Modification of the compose.yml file

I added a new model in the compose.yml file: ai/qwen2.5:1.5B-F16

models:
  chat-model:
    model: hf.co/qwen/qwen2.5-coder-3b-instruct-gguf:q4_k_m

  embedding-model:
    model: ai/embeddinggemma:latest

  context-packing-model:
    model: ai/qwen2.5:1.5B-F16

Then:

  • I added the model in the models section of the service that runs our program.
  • I increased the number of messages in the history to 10 (instead of 2 previously).
  • I set a token limit at 5120 before triggering context compression.
  • And finally, I defined instructions for the “context packing” model, asking it to summarize previous messages.

excerpt from the service:

golang-expert-v3:
build:
    context: .
    dockerfile: Dockerfile
environment:

    HISTORY_MESSAGES: 10
    TOKEN_LIMIT: 5120
    # ...
   
configs:
    - source: system.instructions.md
    target: /app/system.instructions.md
    - source: context-packing.instructions.md
    target: /app/context-packing.instructions.md

models:
    chat-model:
    endpoint_var: MODEL_RUNNER_BASE_URL
    model_var: MODEL_RUNNER_LLM_CHAT

    context-packing-model:
    endpoint_var: MODEL_RUNNER_BASE_URL
    model_var: MODEL_RUNNER_LLM_CONTEXT_PACKING

    embedding-model:
    endpoint_var: MODEL_RUNNER_BASE_URL
    model_var: MODEL_RUNNER_LLM_EMBEDDING

You’ll find the complete version of the file here: compose.yml

System instructions for the context packing model

Still in the compose.yml file, I added a new system instruction for the “context packing” model, in a context-packing.instructions.md file:

context-packing.instructions.md:
content: |\
    You are a context packing assistant.
    Your task is to condense and summarize provided content to fit within token limits while preserving essential information.
    Always:
    - Retain key facts, figures, and concepts
    - Remove redundant or less important details
    - Ensure clarity and coherence in the condensed output
    - Aim to reduce the token count significantly without losing critical information

    The goal is to help fit more relevant information into a limited context window for downstream processing.

All that’s left is to implement the context packing logic in the assistant’s code.

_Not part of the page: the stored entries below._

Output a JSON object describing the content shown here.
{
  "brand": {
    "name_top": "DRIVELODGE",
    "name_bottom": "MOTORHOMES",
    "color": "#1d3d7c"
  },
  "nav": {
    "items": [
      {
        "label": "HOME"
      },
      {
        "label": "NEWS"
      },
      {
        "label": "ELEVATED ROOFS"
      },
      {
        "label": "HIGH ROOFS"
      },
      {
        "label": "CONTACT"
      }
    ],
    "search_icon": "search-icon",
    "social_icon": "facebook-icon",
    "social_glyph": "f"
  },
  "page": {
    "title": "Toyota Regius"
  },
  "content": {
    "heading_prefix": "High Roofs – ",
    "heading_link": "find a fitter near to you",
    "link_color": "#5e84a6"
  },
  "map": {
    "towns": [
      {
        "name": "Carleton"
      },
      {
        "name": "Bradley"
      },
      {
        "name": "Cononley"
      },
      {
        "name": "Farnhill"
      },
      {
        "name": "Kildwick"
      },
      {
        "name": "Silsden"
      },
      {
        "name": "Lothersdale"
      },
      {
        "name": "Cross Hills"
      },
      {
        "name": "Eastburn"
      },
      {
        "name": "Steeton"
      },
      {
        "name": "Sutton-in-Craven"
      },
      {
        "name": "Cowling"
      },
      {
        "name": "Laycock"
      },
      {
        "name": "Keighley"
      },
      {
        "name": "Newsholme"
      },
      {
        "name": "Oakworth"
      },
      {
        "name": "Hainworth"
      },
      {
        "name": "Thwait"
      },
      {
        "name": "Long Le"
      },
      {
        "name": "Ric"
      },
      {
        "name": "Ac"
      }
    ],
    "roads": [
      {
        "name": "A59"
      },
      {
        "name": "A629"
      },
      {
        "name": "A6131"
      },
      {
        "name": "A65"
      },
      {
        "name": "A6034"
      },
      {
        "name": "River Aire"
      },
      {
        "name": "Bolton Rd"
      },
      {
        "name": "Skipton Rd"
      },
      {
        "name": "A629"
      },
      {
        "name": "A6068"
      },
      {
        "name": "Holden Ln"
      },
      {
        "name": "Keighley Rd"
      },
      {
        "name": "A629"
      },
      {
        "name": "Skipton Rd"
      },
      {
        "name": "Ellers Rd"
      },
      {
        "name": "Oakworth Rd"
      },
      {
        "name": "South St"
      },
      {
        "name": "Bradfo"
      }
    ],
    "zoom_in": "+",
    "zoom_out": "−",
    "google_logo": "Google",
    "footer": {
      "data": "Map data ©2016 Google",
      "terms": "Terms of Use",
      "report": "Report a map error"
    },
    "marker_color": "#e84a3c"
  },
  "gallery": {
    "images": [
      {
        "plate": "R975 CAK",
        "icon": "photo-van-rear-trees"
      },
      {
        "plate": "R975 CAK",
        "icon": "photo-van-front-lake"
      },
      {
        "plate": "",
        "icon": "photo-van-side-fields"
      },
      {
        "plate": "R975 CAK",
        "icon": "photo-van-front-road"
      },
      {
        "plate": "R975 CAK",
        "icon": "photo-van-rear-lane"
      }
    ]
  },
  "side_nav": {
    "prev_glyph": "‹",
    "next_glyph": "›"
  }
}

 Applying context packing to the assistant’s code

First, I define the connection with the context packing model in the Setup part of my assistant:

const contextPackingModel = new ChatOpenAI({
  model: process.env.MODEL_RUNNER_LLM_CONTEXT_PACKING || `ai/qwen2.5:1.5B-F16`,
  apiKey: "",
  configuration: {
    baseURL: process.env.MODEL_RUNNER_BASE_URL || "http://localhost:12434/engines/llama.cpp/v1/",
  },
  temperature: 0.0,
  top_p: 0.9,
  presencePenalty: 2.2,
});

I also retrieve the system instructions I defined for this model, as well as the token limit:

let contextPackingInstructions = fs.readFileSync('/app/context-packing.instructions.md', 'utf8');

let tokenLimit = parseInt(process.env.TOKEN_LIMIT) || 7168

Once in the conversation loop, I’ll estimate the number of tokens consumed by previous messages, and if this number exceeds the defined limit, I’ll call the context packing model to summarize the history of previous messages and replace this history with the generated summary (the assistant-type message: [“assistant”, summary]). Then I continue generating the response using the main model.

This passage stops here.